As I write, “This is Our Home” is in fifth place among projects competing for the Duplasses’ attention. Any standing in the Top Ten earns it a shot at completion and Media a potential place on national screens.
Watching some good music
Readers know Channel 12’s “On Your” and “Friday Arts” are among my favorite programs, not only because they introduce viewers to musicians and other performers they have a good chance of seeing live but because they represent local production of a kind no other station is doing.
“Friday Arts” attracts more attention than mine. It earned a recent Mid-Atlantic Emmy in the Outstanding Magazine Program category.

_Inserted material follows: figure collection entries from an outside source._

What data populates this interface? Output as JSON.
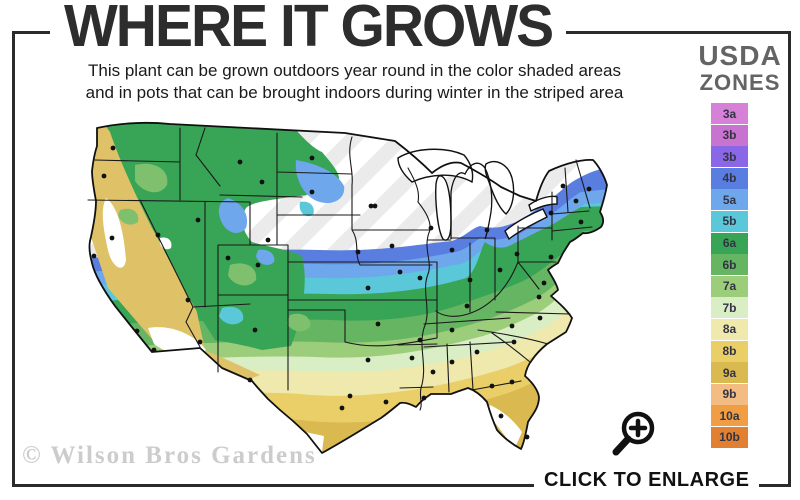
{
  "header": {
    "title": "WHERE IT GROWS",
    "subtitle_line1": "This plant can be grown outdoors year round in the color shaded areas",
    "subtitle_line2": "and in pots that can be brought indoors during winter in the striped area"
  },
  "legend": {
    "title_line1": "USDA",
    "title_line2": "ZONES",
    "zones": [
      {
        "label": "3a",
        "color": "#d780d7"
      },
      {
        "label": "3b",
        "color": "#c973d0"
      },
      {
        "label": "3b",
        "color": "#8a67e6"
      },
      {
        "label": "4b",
        "color": "#5a7de0"
      },
      {
        "label": "5a",
        "color": "#6ea7ec"
      },
      {
        "label": "5b",
        "color": "#5bc8da"
      },
      {
        "label": "6a",
        "color": "#38a556"
      },
      {
        "label": "6b",
        "color": "#66b562"
      },
      {
        "label": "7a",
        "color": "#9ccd7b"
      },
      {
        "label": "7b",
        "color": "#d9eec4"
      },
      {
        "label": "8a",
        "color": "#efe9ad"
      },
      {
        "label": "8b",
        "color": "#eace67"
      },
      {
        "label": "9a",
        "color": "#d9b950"
      },
      {
        "label": "9b",
        "color": "#f2bc83"
      },
      {
        "label": "10a",
        "color": "#f09d43"
      },
      {
        "label": "10b",
        "color": "#e08030"
      }
    ]
  },
  "map": {
    "region": "Contiguous United States",
    "map_colors": {
      "background": "#ffffff",
      "stripe_gray": "#ebebeb",
      "outline": "#111111",
      "state_line": "#1a1a1a",
      "city_dot": "#111111",
      "west_tan": "#dfc268",
      "west_light_green": "#7fc06e"
    },
    "city_dots": [
      [
        113,
        148
      ],
      [
        104,
        176
      ],
      [
        94,
        256
      ],
      [
        112,
        238
      ],
      [
        137,
        331
      ],
      [
        154,
        350
      ],
      [
        158,
        235
      ],
      [
        188,
        300
      ],
      [
        198,
        220
      ],
      [
        228,
        258
      ],
      [
        240,
        162
      ],
      [
        262,
        182
      ],
      [
        200,
        342
      ],
      [
        255,
        330
      ],
      [
        258,
        265
      ],
      [
        268,
        240
      ],
      [
        312,
        158
      ],
      [
        312,
        192
      ],
      [
        371,
        206
      ],
      [
        375,
        206
      ],
      [
        358,
        252
      ],
      [
        400,
        272
      ],
      [
        368,
        288
      ],
      [
        378,
        324
      ],
      [
        392,
        246
      ],
      [
        420,
        278
      ],
      [
        412,
        358
      ],
      [
        368,
        360
      ],
      [
        350,
        396
      ],
      [
        386,
        402
      ],
      [
        342,
        408
      ],
      [
        250,
        380
      ],
      [
        424,
        398
      ],
      [
        433,
        372
      ],
      [
        420,
        340
      ],
      [
        452,
        330
      ],
      [
        452,
        250
      ],
      [
        431,
        228
      ],
      [
        487,
        230
      ],
      [
        470,
        280
      ],
      [
        500,
        270
      ],
      [
        467,
        306
      ],
      [
        477,
        352
      ],
      [
        452,
        362
      ],
      [
        492,
        386
      ],
      [
        512,
        382
      ],
      [
        501,
        416
      ],
      [
        527,
        437
      ],
      [
        512,
        326
      ],
      [
        540,
        318
      ],
      [
        514,
        342
      ],
      [
        539,
        297
      ],
      [
        544,
        283
      ],
      [
        551,
        257
      ],
      [
        517,
        254
      ],
      [
        551,
        213
      ],
      [
        581,
        222
      ],
      [
        563,
        186
      ],
      [
        576,
        201
      ],
      [
        589,
        189
      ]
    ]
  },
  "footer": {
    "watermark": "© Wilson Bros Gardens",
    "enlarge_label": "CLICK TO ENLARGE"
  }
}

Both shows are produced by Trudi Brown and launched their seasons this past weekend.
Two of the first “On Tour” installments for this season were shot at the Ardmore Music Hall. Next’s weeks programs, airing 9 p.m. Oct. 19 and noon Oct. 22, feature Donavon Frankenreiter who is not only a musician but a world-class surfer who says his time among the waves influence his songwriting. Shows that aired this weekend headlined Melvin Seals. Keep an eye out for that show in rerun.

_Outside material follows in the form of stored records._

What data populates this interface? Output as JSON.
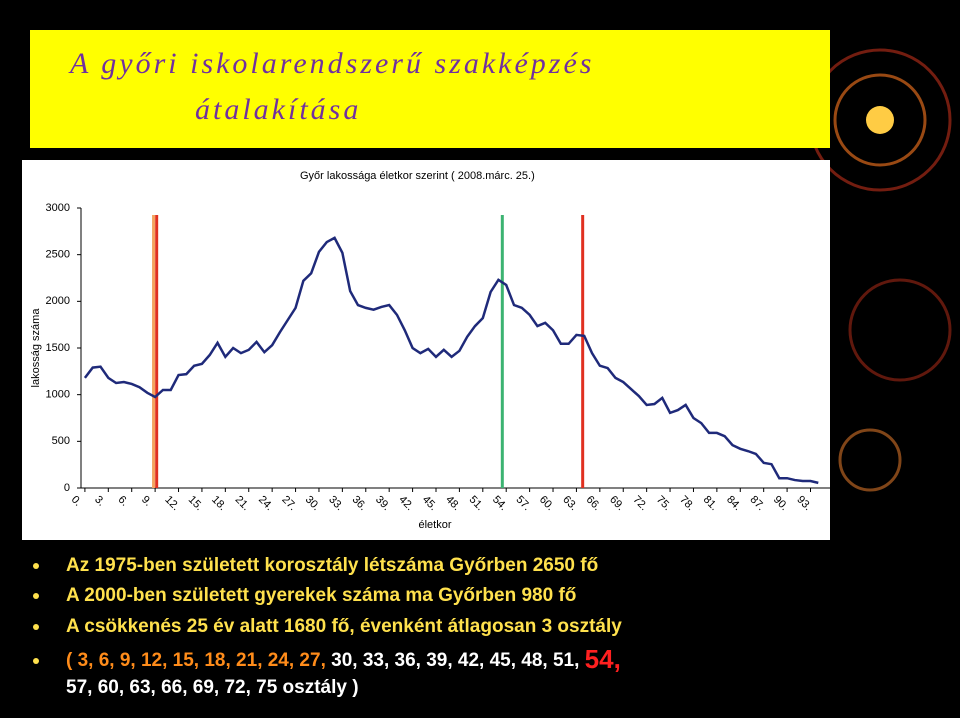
{
  "header": {
    "title": [
      "A győri iskolarendszerű szakképzés",
      "átalakítása"
    ]
  },
  "chart_data": {
    "type": "line",
    "title": "Győr lakossága életkor szerint ( 2008.márc. 25.)",
    "xlabel": "életkor",
    "ylabel": "lakosság száma",
    "x": [
      0,
      1,
      2,
      3,
      4,
      5,
      6,
      7,
      8,
      9,
      10,
      11,
      12,
      13,
      14,
      15,
      16,
      17,
      18,
      19,
      20,
      21,
      22,
      23,
      24,
      25,
      26,
      27,
      28,
      29,
      30,
      31,
      32,
      33,
      34,
      35,
      36,
      37,
      38,
      39,
      40,
      41,
      42,
      43,
      44,
      45,
      46,
      47,
      48,
      49,
      50,
      51,
      52,
      53,
      54,
      55,
      56,
      57,
      58,
      59,
      60,
      61,
      62,
      63,
      64,
      65,
      66,
      67,
      68,
      69,
      70,
      71,
      72,
      73,
      74,
      75,
      76,
      77,
      78,
      79,
      80,
      81,
      82,
      83,
      84,
      85,
      86,
      87,
      88,
      89,
      90,
      91,
      92,
      93,
      94
    ],
    "series": [
      {
        "name": "lakosság",
        "color": "#1f2a7a",
        "values": [
          1180,
          1290,
          1300,
          1180,
          1125,
          1135,
          1115,
          1080,
          1020,
          975,
          1050,
          1050,
          1210,
          1220,
          1310,
          1330,
          1425,
          1555,
          1405,
          1500,
          1445,
          1480,
          1565,
          1455,
          1530,
          1670,
          1800,
          1930,
          2220,
          2300,
          2530,
          2635,
          2680,
          2520,
          2110,
          1960,
          1930,
          1910,
          1940,
          1960,
          1855,
          1690,
          1500,
          1445,
          1490,
          1405,
          1480,
          1405,
          1470,
          1620,
          1735,
          1820,
          2100,
          2230,
          2175,
          1960,
          1930,
          1855,
          1735,
          1770,
          1690,
          1545,
          1545,
          1640,
          1630,
          1445,
          1310,
          1285,
          1180,
          1135,
          1060,
          985,
          890,
          900,
          965,
          805,
          835,
          890,
          750,
          695,
          590,
          590,
          555,
          460,
          420,
          395,
          365,
          270,
          255,
          105,
          105,
          85,
          75,
          75,
          55
        ]
      }
    ],
    "xlim": [
      -0.5,
      95.5
    ],
    "ylim": [
      0,
      3000
    ],
    "xticks": [
      {
        "value": 0,
        "label": "0."
      },
      {
        "value": 3,
        "label": "3."
      },
      {
        "value": 6,
        "label": "6."
      },
      {
        "value": 9,
        "label": "9."
      },
      {
        "value": 12,
        "label": "12."
      },
      {
        "value": 15,
        "label": "15."
      },
      {
        "value": 18,
        "label": "18."
      },
      {
        "value": 21,
        "label": "21."
      },
      {
        "value": 24,
        "label": "24."
      },
      {
        "value": 27,
        "label": "27."
      },
      {
        "value": 30,
        "label": "30."
      },
      {
        "value": 33,
        "label": "33."
      },
      {
        "value": 36,
        "label": "36."
      },
      {
        "value": 39,
        "label": "39."
      },
      {
        "value": 42,
        "label": "42."
      },
      {
        "value": 45,
        "label": "45."
      },
      {
        "value": 48,
        "label": "48."
      },
      {
        "value": 51,
        "label": "51."
      },
      {
        "value": 54,
        "label": "54."
      },
      {
        "value": 57,
        "label": "57."
      },
      {
        "value": 60,
        "label": "60."
      },
      {
        "value": 63,
        "label": "63."
      },
      {
        "value": 66,
        "label": "66."
      },
      {
        "value": 69,
        "label": "69."
      },
      {
        "value": 72,
        "label": "72."
      },
      {
        "value": 75,
        "label": "75."
      },
      {
        "value": 78,
        "label": "78."
      },
      {
        "value": 81,
        "label": "81."
      },
      {
        "value": 84,
        "label": "84."
      },
      {
        "value": 87,
        "label": "87."
      },
      {
        "value": 90,
        "label": "90."
      },
      {
        "value": 93,
        "label": "93."
      }
    ],
    "yticks": [
      0,
      500,
      1000,
      1500,
      2000,
      2500,
      3000
    ],
    "vlines": [
      {
        "x": 8.8,
        "color": "#f4a460"
      },
      {
        "x": 9.2,
        "color": "#e03020"
      },
      {
        "x": 53.5,
        "color": "#3cb371"
      },
      {
        "x": 63.8,
        "color": "#e03020"
      }
    ]
  },
  "bullets": [
    "Az 1975-ben született korosztály létszáma Győrben 2650 fő",
    "A 2000-ben  született gyerekek száma  ma Győrben   980 fő",
    "A csökkenés 25 év alatt 1680 fő, évenként átlagosan 3 osztály",
    [
      "( 3, 6, 9, 12, 15, 18, 21, 24, 27,",
      " 30, 33, 36, 39, 42, 45, 48, 51, ",
      "54,",
      "57, 60, 63, 66, 69, 72, 75 osztály )"
    ]
  ]
}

Ubiquitous musician-arranger Paul Jost and visits to nearby music venues are also mentioned by Brown as she talks about this program year. Brown, who was at Channel 10 before her near 30-year tenure at ‘HYY, was recently inducted into the MidAtlantic National Academy of Television Arts and Sciences’s Silver Circle Society for her career of broadcasting achievement.
More premiere’s this week
This is premiere week for the CW Network, seen locally on Channel 57.

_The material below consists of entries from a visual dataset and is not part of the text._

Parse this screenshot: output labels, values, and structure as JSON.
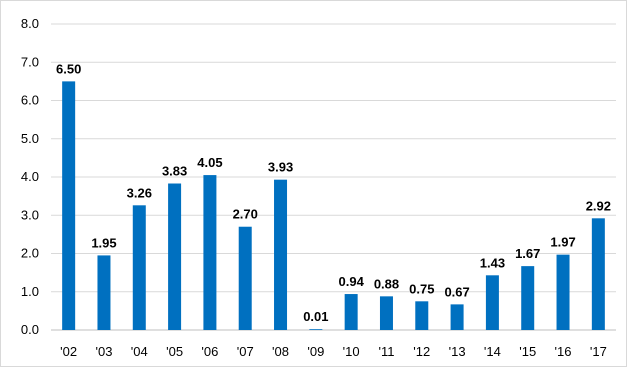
{
  "chart_data": {
    "type": "bar",
    "title": "",
    "xlabel": "",
    "ylabel": "",
    "categories": [
      "'02",
      "'03",
      "'04",
      "'05",
      "'06",
      "'07",
      "'08",
      "'09",
      "'10",
      "'11",
      "'12",
      "'13",
      "'14",
      "'15",
      "'16",
      "'17"
    ],
    "values": [
      6.5,
      1.95,
      3.26,
      3.83,
      4.05,
      2.7,
      3.93,
      0.01,
      0.94,
      0.88,
      0.75,
      0.67,
      1.43,
      1.67,
      1.97,
      2.92
    ],
    "data_labels": [
      "6.50",
      "1.95",
      "3.26",
      "3.83",
      "4.05",
      "2.70",
      "3.93",
      "0.01",
      "0.94",
      "0.88",
      "0.75",
      "0.67",
      "1.43",
      "1.67",
      "1.97",
      "2.92"
    ],
    "ylim": [
      0,
      8
    ],
    "yticks": [
      0,
      1,
      2,
      3,
      4,
      5,
      6,
      7,
      8
    ],
    "ytick_labels": [
      "0.0",
      "1.0",
      "2.0",
      "3.0",
      "4.0",
      "5.0",
      "6.0",
      "7.0",
      "8.0"
    ],
    "grid": true,
    "legend": "none",
    "bar_color": "#0070c0"
  }
}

Among shows making their season debuts this week are “Supergirl,” “The Flash,” “DC’s Legends of Tomorrow” and “Arrow” for comic book lovers, “Riverdale” for the melodrama fan, and a reincarnation of the ‘80s ABC hit, “Dynasty” starring Grant Show, Elizabeth Gillies, Nathalie Kelly, James Mackay, and Alan Dale for nostalgia fans.
The CW also offers a new show, “Valor,” airing at 9 p.m. tonight. It takes place an army base at which soldiers are trained for special op helicopter missions.
Personally, I am eager the new season of “Mr. Robot,” starting Wednesday of the USA Network; a pair of Netflix offerings, “The Meyerowitz Stories,” which features Dustin Hoffman, Ben Stiller, and Adam Sandler as a father and half-brothers, and “Mindhunters,” both starting Friday; and “White Famous,” with Jay Pharoah as a black comedian of the brink of fame, debuting Sunday on Showtime.
Fixing Comcast
Another mea culpa. I misunderstood something while writing last week at Comcast stations changing their names to show Comcast’s affiliation with NBC.
Heck, Comcast owns the Peacock.
The confusion concerns Philly and Philadelphia.
No need going into the mistake. The important thing is the web site for the new NBC Sports Philadelphia (once Comcast Sports Net) is www.nbcsportsphiladelphia.com and the site for NBC Sports Philadelphia Plus (once The Comcast Network) is www.nbcsportsphiladelphia+.com. “Philly” appears nowhere in either moniker.
Something tells me that as Flyers and Sixers season proceed, everyone will get used to the change and know the difference.